Some conversions produce ambiguous output. In this case, you will be offered two alternatives on a yellow background, eg. presents you with the alternatives 'h' or 't'. Simply click on the alternative you want, and the picker will discard the rest.
As you mouse over characters in the selection areas of the picker, you will see the code point and character name appear here.
When working on an iPad or similar device, you should set this to Off. This prevents the keyboard popping up after you input every character.
The vertical grey bar to the left allows you to turn on/off a number of panels that can help create the text you want.
Default. Turns off all input aids and closes all panels.
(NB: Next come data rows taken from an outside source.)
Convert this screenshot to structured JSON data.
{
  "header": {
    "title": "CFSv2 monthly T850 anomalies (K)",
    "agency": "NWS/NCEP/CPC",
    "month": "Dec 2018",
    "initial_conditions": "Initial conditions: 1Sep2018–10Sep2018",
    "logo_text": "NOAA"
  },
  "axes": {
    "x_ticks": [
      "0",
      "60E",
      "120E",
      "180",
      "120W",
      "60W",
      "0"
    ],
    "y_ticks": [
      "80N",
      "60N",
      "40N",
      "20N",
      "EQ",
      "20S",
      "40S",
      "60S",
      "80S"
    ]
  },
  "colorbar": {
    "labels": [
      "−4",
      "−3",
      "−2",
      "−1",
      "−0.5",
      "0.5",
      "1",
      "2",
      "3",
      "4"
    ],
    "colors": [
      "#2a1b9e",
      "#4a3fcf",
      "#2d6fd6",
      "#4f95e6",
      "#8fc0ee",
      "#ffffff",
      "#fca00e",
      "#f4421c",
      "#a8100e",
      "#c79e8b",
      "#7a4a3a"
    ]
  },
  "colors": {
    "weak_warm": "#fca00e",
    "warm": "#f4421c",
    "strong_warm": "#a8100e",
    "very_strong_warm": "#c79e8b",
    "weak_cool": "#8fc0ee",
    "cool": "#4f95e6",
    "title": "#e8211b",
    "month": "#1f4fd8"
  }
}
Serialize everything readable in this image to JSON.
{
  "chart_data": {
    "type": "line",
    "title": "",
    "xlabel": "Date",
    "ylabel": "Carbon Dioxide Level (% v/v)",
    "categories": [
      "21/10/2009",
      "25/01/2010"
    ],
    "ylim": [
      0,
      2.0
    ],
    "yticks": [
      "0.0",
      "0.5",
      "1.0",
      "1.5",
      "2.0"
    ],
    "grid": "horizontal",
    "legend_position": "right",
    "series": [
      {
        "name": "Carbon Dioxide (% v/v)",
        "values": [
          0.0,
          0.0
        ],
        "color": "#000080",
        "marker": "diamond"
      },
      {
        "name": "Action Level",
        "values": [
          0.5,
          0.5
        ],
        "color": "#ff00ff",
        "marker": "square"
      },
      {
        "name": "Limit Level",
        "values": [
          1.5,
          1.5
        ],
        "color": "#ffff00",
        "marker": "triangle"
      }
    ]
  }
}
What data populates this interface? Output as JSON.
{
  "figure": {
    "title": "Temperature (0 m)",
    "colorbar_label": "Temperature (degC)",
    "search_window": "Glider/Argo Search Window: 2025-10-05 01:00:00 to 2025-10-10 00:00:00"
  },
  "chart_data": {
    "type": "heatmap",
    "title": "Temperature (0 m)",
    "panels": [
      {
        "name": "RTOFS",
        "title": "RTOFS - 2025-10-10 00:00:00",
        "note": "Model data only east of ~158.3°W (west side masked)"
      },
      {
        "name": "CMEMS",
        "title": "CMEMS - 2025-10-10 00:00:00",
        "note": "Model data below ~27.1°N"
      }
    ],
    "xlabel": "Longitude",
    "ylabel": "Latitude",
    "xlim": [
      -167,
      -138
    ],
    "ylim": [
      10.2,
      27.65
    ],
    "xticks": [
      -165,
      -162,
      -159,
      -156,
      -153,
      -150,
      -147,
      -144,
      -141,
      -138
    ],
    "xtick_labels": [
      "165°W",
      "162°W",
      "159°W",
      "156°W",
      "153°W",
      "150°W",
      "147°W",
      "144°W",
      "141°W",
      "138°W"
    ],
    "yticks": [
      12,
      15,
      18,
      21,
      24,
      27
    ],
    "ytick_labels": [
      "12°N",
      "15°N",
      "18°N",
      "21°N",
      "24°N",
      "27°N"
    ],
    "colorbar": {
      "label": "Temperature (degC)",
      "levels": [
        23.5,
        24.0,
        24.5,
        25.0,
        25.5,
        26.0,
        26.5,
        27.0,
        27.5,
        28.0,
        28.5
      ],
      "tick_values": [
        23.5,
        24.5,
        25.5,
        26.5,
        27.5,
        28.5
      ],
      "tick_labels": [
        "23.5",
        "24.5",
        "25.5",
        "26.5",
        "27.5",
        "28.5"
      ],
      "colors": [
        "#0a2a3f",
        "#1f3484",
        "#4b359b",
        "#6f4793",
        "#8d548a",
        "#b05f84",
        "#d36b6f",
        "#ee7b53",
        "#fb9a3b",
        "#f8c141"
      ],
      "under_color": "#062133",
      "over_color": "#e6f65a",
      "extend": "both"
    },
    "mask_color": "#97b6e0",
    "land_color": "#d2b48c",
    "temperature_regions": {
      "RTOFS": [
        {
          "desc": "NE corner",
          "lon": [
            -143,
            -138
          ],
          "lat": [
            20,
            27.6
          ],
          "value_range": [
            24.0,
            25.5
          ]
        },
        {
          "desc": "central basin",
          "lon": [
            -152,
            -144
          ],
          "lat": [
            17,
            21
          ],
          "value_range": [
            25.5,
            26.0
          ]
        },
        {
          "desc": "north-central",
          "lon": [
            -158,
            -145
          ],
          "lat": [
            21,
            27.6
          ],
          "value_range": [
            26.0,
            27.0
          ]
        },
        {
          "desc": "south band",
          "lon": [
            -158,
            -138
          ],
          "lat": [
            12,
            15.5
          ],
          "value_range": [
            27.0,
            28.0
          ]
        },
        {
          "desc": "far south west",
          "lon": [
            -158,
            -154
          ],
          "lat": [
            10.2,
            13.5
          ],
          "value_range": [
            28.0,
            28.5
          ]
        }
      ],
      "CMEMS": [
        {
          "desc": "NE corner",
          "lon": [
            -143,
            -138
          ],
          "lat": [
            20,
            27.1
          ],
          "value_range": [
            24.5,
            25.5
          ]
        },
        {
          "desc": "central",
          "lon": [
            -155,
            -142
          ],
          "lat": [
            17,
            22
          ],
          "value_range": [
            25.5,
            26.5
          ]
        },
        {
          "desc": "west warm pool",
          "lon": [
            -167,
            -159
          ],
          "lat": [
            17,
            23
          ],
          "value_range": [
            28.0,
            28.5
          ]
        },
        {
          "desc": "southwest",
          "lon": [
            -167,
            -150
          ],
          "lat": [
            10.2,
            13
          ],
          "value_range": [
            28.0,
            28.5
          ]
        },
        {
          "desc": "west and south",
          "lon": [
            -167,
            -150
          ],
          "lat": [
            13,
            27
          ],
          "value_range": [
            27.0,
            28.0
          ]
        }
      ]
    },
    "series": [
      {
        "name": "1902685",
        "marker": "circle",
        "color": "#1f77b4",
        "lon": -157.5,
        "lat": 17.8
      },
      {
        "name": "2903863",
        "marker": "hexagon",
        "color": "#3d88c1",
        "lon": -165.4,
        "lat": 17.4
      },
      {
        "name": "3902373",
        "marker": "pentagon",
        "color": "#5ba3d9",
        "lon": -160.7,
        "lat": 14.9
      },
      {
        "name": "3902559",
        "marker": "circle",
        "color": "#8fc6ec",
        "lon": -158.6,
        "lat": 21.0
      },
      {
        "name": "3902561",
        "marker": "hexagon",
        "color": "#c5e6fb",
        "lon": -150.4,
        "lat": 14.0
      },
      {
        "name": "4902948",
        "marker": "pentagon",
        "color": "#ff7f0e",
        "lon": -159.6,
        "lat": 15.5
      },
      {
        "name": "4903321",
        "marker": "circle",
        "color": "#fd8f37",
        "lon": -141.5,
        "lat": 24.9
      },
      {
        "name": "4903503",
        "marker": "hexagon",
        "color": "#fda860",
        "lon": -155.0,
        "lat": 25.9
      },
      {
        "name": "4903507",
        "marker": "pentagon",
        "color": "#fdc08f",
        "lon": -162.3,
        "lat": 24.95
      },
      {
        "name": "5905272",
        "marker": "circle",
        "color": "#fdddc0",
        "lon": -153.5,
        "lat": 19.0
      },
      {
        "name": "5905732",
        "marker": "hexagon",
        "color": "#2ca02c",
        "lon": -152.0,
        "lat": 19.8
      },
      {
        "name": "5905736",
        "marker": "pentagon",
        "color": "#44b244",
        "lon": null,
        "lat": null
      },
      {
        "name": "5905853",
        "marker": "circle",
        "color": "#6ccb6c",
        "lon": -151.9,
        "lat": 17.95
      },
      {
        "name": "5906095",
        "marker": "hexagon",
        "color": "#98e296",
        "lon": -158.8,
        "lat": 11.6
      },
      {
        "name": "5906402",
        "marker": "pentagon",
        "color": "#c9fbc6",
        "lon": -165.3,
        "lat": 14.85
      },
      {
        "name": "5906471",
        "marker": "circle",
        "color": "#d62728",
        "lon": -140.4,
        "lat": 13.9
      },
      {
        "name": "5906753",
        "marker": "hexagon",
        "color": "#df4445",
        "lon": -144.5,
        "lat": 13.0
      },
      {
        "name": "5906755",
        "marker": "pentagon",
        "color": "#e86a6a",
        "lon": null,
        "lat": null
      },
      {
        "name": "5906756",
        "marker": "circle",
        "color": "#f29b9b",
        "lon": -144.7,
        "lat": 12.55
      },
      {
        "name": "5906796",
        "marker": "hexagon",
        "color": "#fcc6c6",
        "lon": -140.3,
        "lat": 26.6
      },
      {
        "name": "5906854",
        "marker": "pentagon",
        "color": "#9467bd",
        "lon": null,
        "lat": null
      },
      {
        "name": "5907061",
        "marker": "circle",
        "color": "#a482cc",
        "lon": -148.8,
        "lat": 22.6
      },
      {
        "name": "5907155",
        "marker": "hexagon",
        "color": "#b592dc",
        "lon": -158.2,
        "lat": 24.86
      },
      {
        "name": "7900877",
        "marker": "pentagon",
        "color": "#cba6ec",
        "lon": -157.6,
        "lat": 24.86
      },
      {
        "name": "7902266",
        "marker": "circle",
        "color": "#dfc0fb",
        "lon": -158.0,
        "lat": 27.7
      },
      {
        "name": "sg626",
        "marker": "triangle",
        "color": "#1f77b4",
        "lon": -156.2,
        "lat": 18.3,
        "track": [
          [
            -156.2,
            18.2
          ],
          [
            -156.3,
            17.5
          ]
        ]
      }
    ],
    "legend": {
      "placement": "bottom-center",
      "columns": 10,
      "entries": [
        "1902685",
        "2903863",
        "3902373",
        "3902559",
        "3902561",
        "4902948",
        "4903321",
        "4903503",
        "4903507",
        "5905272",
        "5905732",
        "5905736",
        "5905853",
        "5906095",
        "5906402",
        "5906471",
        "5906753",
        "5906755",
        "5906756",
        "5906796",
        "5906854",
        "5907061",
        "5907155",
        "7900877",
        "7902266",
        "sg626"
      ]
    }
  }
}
Keyboard. A subset of the characters in the default view are arranged as per the Unicode Phonetic Keyboard (UCL) v1.01 designed by Mark Huckvale. On any given key, the left-to-right order of characters corresponds to normal, shift and altgr.
Left-hand controls. These controls at the bottom of the page allow you to modify fonts used, the font size, line height, and the height of the text area.
Search for. If you are searching for a particular character and know (at least part of) the name or the codepoint, type that in the search box and hit return. All characters with matching text in the name or codepoint number will be highlighted. The highlighting is only removed when you click on the X next to the search input field. You can also use regular expression syntax to improve your search results. For example, to find the letter 'ha', but not 'gha' etc, you can use \bha\b (or the shortcut, :ha:).
Click on more controls to reveal the less commonly used controls described here.
Normalise. All text is added to the main text area in Unicode normalisation form NFC by default. You can change to NFD or no normalisation by clicking on the buttons in the yellow area. Note that normalization only takes place when you click on a character – text pasted into the box won't be normalised until you click on another character above, or click on a button in the yellow area.
Change table font. Allows you to change the font and size of the characters you click on in the main selection areas.
CC base. You would normally expect combining characters, such as accents and vowel signs, when displayed alone to be associated with a dotted circle, however these font glyphs are handled inconsistently from one browser/font to the next. The picker is set up for a given web font initially, but if you change the table font you may need to do something to ensure that combining characters display in a way that helps you click on them.
The CC base control allows you to specify a base character that will be used before each combining character (or no base character). This should hopefully help for most font and browser combinations.